Group-IB Exposes How Hackers Use Linux Bind Mounts (MITRE T1564.013) to Hide ATM Attack
Hackers infiltrated a bank’s internal network by installing a Raspberry Pi mini-computer equipped with a 4G modem, enabling remote access to the ATM system in an attempt to steal funds. This was revealed by researchers at Group-IB, who noted that such a tactic allowed the attackers to completely bypass the bank’s perimeter defenses and stealthily penetrate its critical infrastructure.
The device was connected to the same network switch as the ATM system, effectively granting the attackers direct access to the bank’s internal network. The ultimate objective was to compromise the ATM switching server and seize control of the hardware security module — a specialized device responsible for storing cryptographic keys and performing encryption and signature operations.
Attribution points to the notorious cybercriminal group UNC2891, active since 2017, known for targeting banking infrastructures using custom malware tailored for Linux, Unix, and Solaris environments. Previously, Mandiant specialists documented how the group embedded itself within a bank’s network for years, deploying the CakeTap rootkit — a tool capable of intercepting messages within ATM systems to facilitate unauthorized cash withdrawals using counterfeit cards.

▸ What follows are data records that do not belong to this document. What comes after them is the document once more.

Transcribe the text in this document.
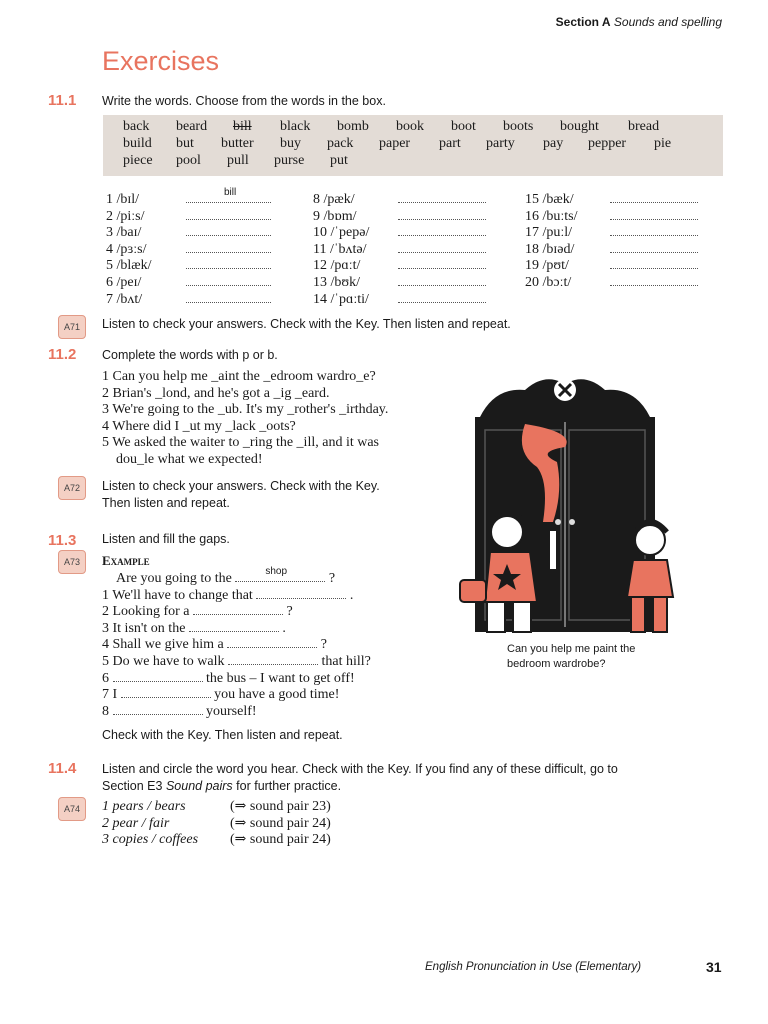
Section A Sounds and spelling
Exercises
11.1 Write the words. Choose from the words in the box.
back beard bill black bomb book boot boots bought bread
build but butter buy pack paper part party pay pepper pie
piece pool pull purse put
1 /bɪl/	bill
2 /piːs/
3 /baɪ/
4 /pɜːs/
5 /blæk/
6 /peɪ/
7 /bʌt/
8 /pæk/
9 /bɒm/
10 /ˈpepə/
11 /ˈbʌtə/
12 /pɑːt/
13 /bʊk/
14 /ˈpɑːti/
15 /bæk/
16 /buːts/
17 /puːl/
18 /bɪəd/
19 /pʊt/
20 /bɔːt/
A71	Listen to check your answers. Check with the Key. Then listen and repeat.
11.2 Complete the words with p or b.
1 Can you help me _aint the _edroom wardro_e?
2 Brian's _lond, and he's got a _ig _eard.
3 We're going to the _ub. It's my _rother's _irthday.
4 Where did I _ut my _lack _oots?
5 We asked the waiter to _ring the _ill, and it was
dou_le what we expected!
A72	Listen to check your answers. Check with the Key.
Then listen and repeat.
Can you help me paint the
bedroom wardrobe?
11.3 Listen and fill the gaps.
A73	Example
Are you going to the	shop	?
1 We'll have to change that	.
2 Looking for a	?
3 It isn't on the	.
4 Shall we give him a	?
5 Do we have to walk	that hill?
6	the bus – I want to get off!
7 I	you have a good time!
8	yourself!
Check with the Key. Then listen and repeat.
11.4 Listen and circle the word you hear. Check with the Key. If you find any of these difficult, go to
Section E3 Sound pairs for further practice.
A74	1 pears / bears	(⇒ sound pair 23)
2 pear / fair	(⇒ sound pair 24)
3 copies / coffees (⇒ sound pair 24)
English Pronunciation in Use (Elementary)	31
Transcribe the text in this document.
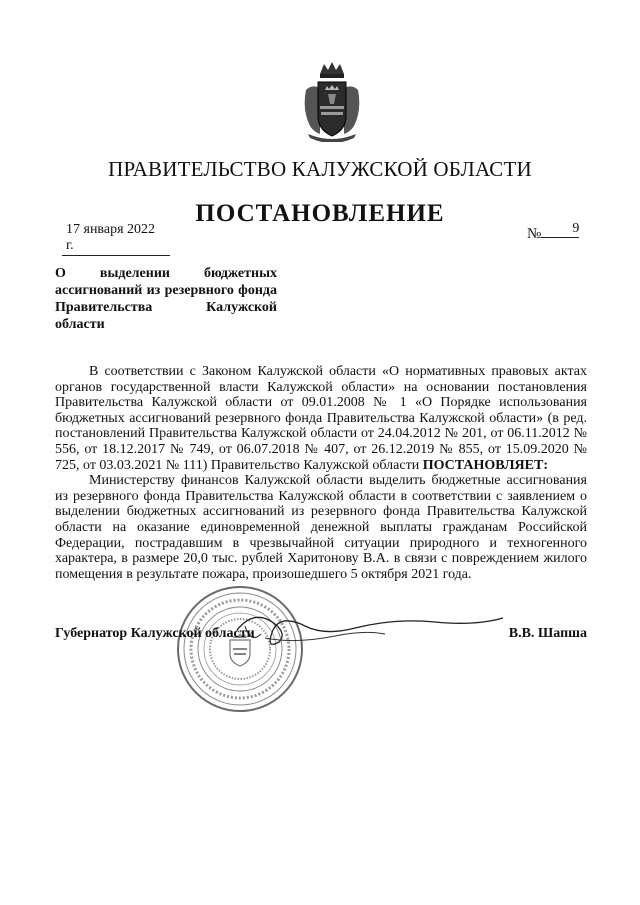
ПРАВИТЕЛЬСТВО КАЛУЖСКОЙ ОБЛАСТИ
ПОСТАНОВЛЕНИЕ
17 января 2022 г.
№ 9
О выделении бюджетных
ассигнований из резервного фонда
Правительства Калужской
области

В соответствии с Законом Калужской области «О нормативных правовых актах органов государственной власти Калужской области» на основании постановления Правительства Калужской области от 09.01.2008 № 1 «О Порядке использования бюджетных ассигнований резервного фонда Правительства Калужской области» (в ред. постановлений Правительства Калужской области от 24.04.2012 № 201, от 06.11.2012 № 556, от 18.12.2017 № 749, от 06.07.2018 № 407, от 26.12.2019 № 855, от 15.09.2020 № 725, от 03.03.2021 № 111) Правительство Калужской области ПОСТАНОВЛЯЕТ:

Министерству финансов Калужской области выделить бюджетные ассигнования из резервного фонда Правительства Калужской области в соответствии с заявлением о выделении бюджетных ассигнований из резервного фонда Правительства Калужской области на оказание единовременной денежной выплаты гражданам Российской Федерации, пострадавшим в чрезвычайной ситуации природного и техногенного характера, в размере 20,0 тыс. рублей Харитонову В.А. в связи с повреждением жилого помещения в результате пожара, произошедшего 5 октября 2021 года.

Губернатор Калужской области	В.В. Шапша
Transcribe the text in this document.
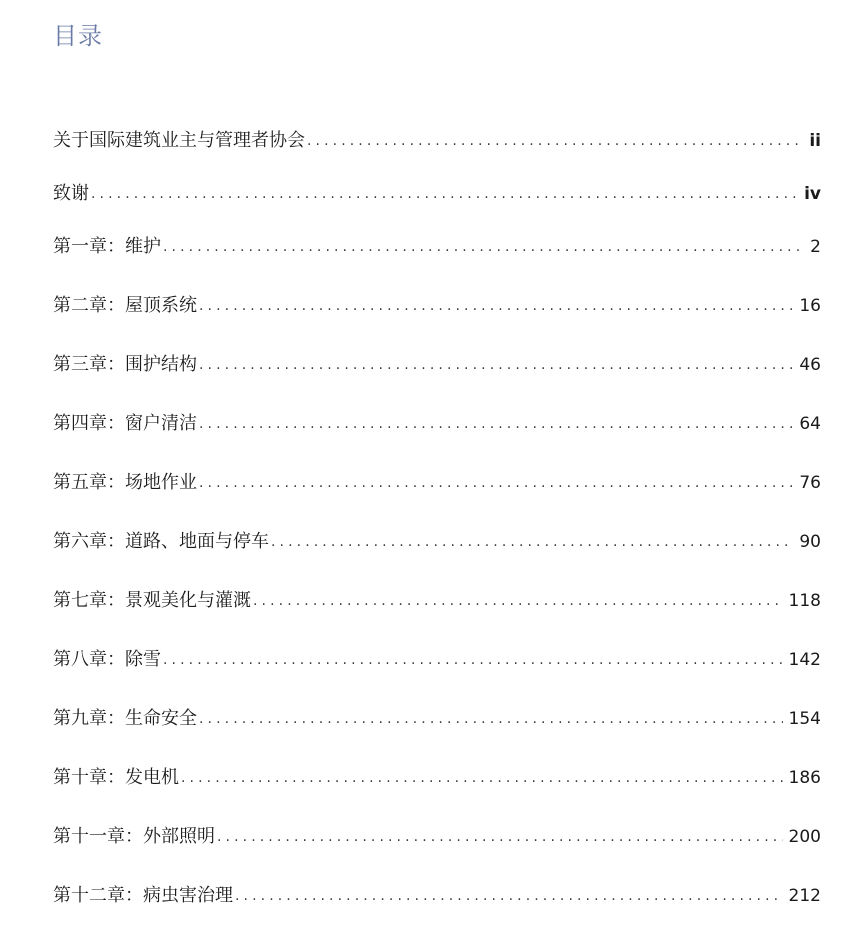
目录
关于国际建筑业主与管理者协会 .....	ii
致谢 .....	iv
第一章：维护 .....	2
第二章：屋顶系统 .....	16
第三章：围护结构 .....	46
第四章：窗户清洁 .....	64
第五章：场地作业 .....	76
第六章：道路、地面与停车 .....	90
第七章：景观美化与灌溉 .....	118
第八章：除雪 .....	142
第九章：生命安全 .....	154
第十章：发电机 .....	186
第十一章：外部照明 .....	200
第十二章：病虫害治理 .....	212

In this latest attack, the perpetrators employed another unconventional technique — disguising the malware using the bind mount mechanism, a tool commonly utilized in Linux system administration. This method allows one directory to be “bound” to another and was used here to conceal the presence of the malicious process, which masqueraded as a legitimate LightDM system component. The malware mimicked legitimate process parameters to mislead forensic analysts during the investigation.
In addition to the Raspberry Pi device, the group compromised the bank’s mail server — the only system maintaining a persistent internet connection. Both devices communicated via an intermediate monitoring server that had access to all other systems within the data center. Suspicious activity on this monitoring server — specifically, outbound connections every 10 minutes to an unknown device — tipped off the Group-IB researchers and prompted a deeper investigation.
Forensic analysis revealed that the malware’s concealment techniques were so effective that even advanced tools could not determine which process initiated the network connections. Only a memory dump analysis exposed the disguised process.
Experts have since contributed the bind mount technique to the MITRE ATT&CK framework, under ID T1564.013. Despite the attack’s sophistication, the malicious infrastructure was neutralized before the hackers could achieve their objective of deploying the CakeTap rootkit within the ATM network. Nevertheless, the incident serves as a stark illustration of how physical intrusion combined with advanced obfuscation techniques can circumvent even the most state-of-the-art security measures.